More important, we see a politician, mid-wifed and nurtured by the military Establishment, who falls afoul of that very Establishment, leading the latter to cut short his stints in national government after only thirty months in April 1990, three months (following reinstatement by the Supreme Court) in July 1990, and thirty-two months in October 1999. His current tenure had run a mere fourteen months before it was severely challenged by serious, if localised, agitations stimulated by (according to Imran Khan himself) an unnamed “third umpire”.

Sharif’s present stint in power at the Federal level has seriously dented his former reputation for executive effectiveness. One does not need to be a deranged PIT/PAT follower to agree that there has been negligible governmental or legislative action on any development-related issue since Mian Sahib took the reins of power this time around. Worse, his government waffled fatuously over the issue of the Taliban, even indulging in senseless ‘negotiations’ with mass-murderers and anti-state terrorists, until the military decided, seemingly on its own steam, to move into action. There are clearly major problems in Pakistan’s relations with our ‘all-weather friend’ China, for which Mr Imran Khan can scarcely be held responsible, and the outreach to India has clearly, disastrously failed. But we, of course, do not even have a Foreign Minister.

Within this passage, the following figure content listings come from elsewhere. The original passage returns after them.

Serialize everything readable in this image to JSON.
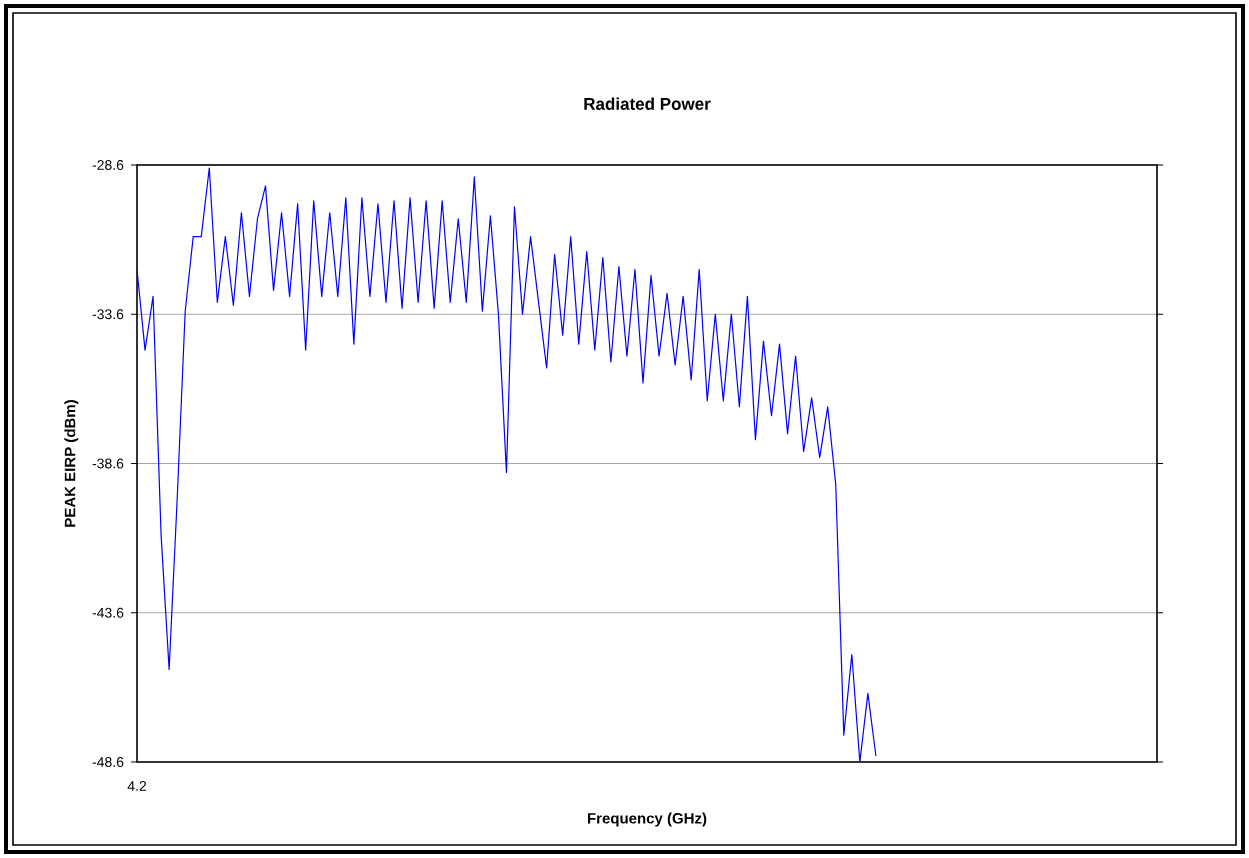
{
  "chart_data": {
    "type": "line",
    "title": "Radiated Power",
    "xlabel": "Frequency (GHz)",
    "ylabel": "PEAK EIRP (dBm)",
    "categories": [
      "4.2",
      null,
      null,
      null,
      null,
      null,
      null,
      null,
      null,
      null,
      null,
      null,
      null,
      null,
      null,
      null,
      null,
      null,
      null,
      null,
      null,
      null,
      null,
      null,
      null,
      null,
      null,
      null,
      null,
      null,
      null,
      null,
      null,
      null,
      null,
      null,
      null,
      null,
      null,
      null,
      null,
      null,
      null,
      null,
      null,
      null,
      null,
      null,
      null,
      null,
      null,
      null,
      null,
      null,
      null,
      null,
      null,
      null,
      null,
      null,
      null,
      null,
      null,
      null,
      null,
      null,
      null,
      null,
      null,
      null,
      null,
      null,
      null,
      null,
      null,
      null,
      null,
      null,
      null,
      null,
      null,
      null,
      null,
      null,
      null,
      null,
      null,
      null,
      null,
      null,
      null,
      null,
      null,
      null,
      null,
      null,
      null,
      null,
      null,
      null,
      null,
      null,
      null,
      null,
      null,
      null,
      null,
      null,
      null,
      null,
      null,
      null,
      null,
      null,
      null,
      null,
      null,
      null,
      null,
      null,
      null,
      null,
      null,
      null,
      null,
      null,
      null,
      null
    ],
    "series": [
      {
        "color": "#0000ff",
        "values": [
          -32.1,
          -34.8,
          -33.0,
          -41.0,
          -45.5,
          -39.8,
          -33.5,
          -31.0,
          -31.0,
          -28.7,
          -33.2,
          -31.0,
          -33.3,
          -30.2,
          -33.0,
          -30.4,
          -29.3,
          -32.8,
          -30.2,
          -33.0,
          -29.9,
          -34.8,
          -29.8,
          -33.0,
          -30.2,
          -33.0,
          -29.7,
          -34.6,
          -29.7,
          -33.0,
          -29.9,
          -33.2,
          -29.8,
          -33.4,
          -29.7,
          -33.2,
          -29.8,
          -33.4,
          -29.8,
          -33.2,
          -30.4,
          -33.2,
          -29.0,
          -33.5,
          -30.3,
          -33.6,
          -38.9,
          -30.0,
          -33.6,
          -31.0,
          -33.2,
          -35.4,
          -31.6,
          -34.3,
          -31.0,
          -34.6,
          -31.5,
          -34.8,
          -31.7,
          -35.2,
          -32.0,
          -35.0,
          -32.1,
          -35.9,
          -32.3,
          -35.0,
          -32.9,
          -35.3,
          -33.0,
          -35.8,
          -32.1,
          -36.5,
          -33.6,
          -36.5,
          -33.6,
          -36.7,
          -33.0,
          -37.8,
          -34.5,
          -37.0,
          -34.6,
          -37.6,
          -35.0,
          -38.2,
          -36.4,
          -38.4,
          -36.7,
          -39.3,
          -47.7,
          -45.0,
          -48.6,
          -46.3,
          -48.4,
          null,
          null,
          null,
          null,
          null,
          null,
          null,
          null,
          null,
          null,
          null,
          null,
          null,
          null,
          null,
          null,
          null,
          null,
          null,
          null,
          null,
          null,
          null,
          null,
          null,
          null,
          null,
          null,
          null,
          null,
          null,
          null,
          null,
          null,
          null
        ]
      }
    ],
    "ylim": [
      -48.6,
      -28.6
    ],
    "yticks": [
      -48.6,
      -43.6,
      -38.6,
      -33.6,
      -28.6
    ],
    "grid": "y",
    "legend": false,
    "marker": "none",
    "line_style": "solid"
  }
}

Finally, one must point in despair to the appalling mishandling by Sharif of the crisis stirred up by the two Dharna-wallahs and their ‘third umpire’. Before the crisis had actually broken, when it was time to defuse it, the government turned crude and violent. When it was time to exhibit no-nonsense firmness, prior to the invasion of the Red Zone, the government simply melted away. The crisis now is far beyond containing. But the Prime Minister still sees no need to take along the citizens of the country and talks only to the high and mighty.

Is Nawaz Sharif going? The answer is: Not very far.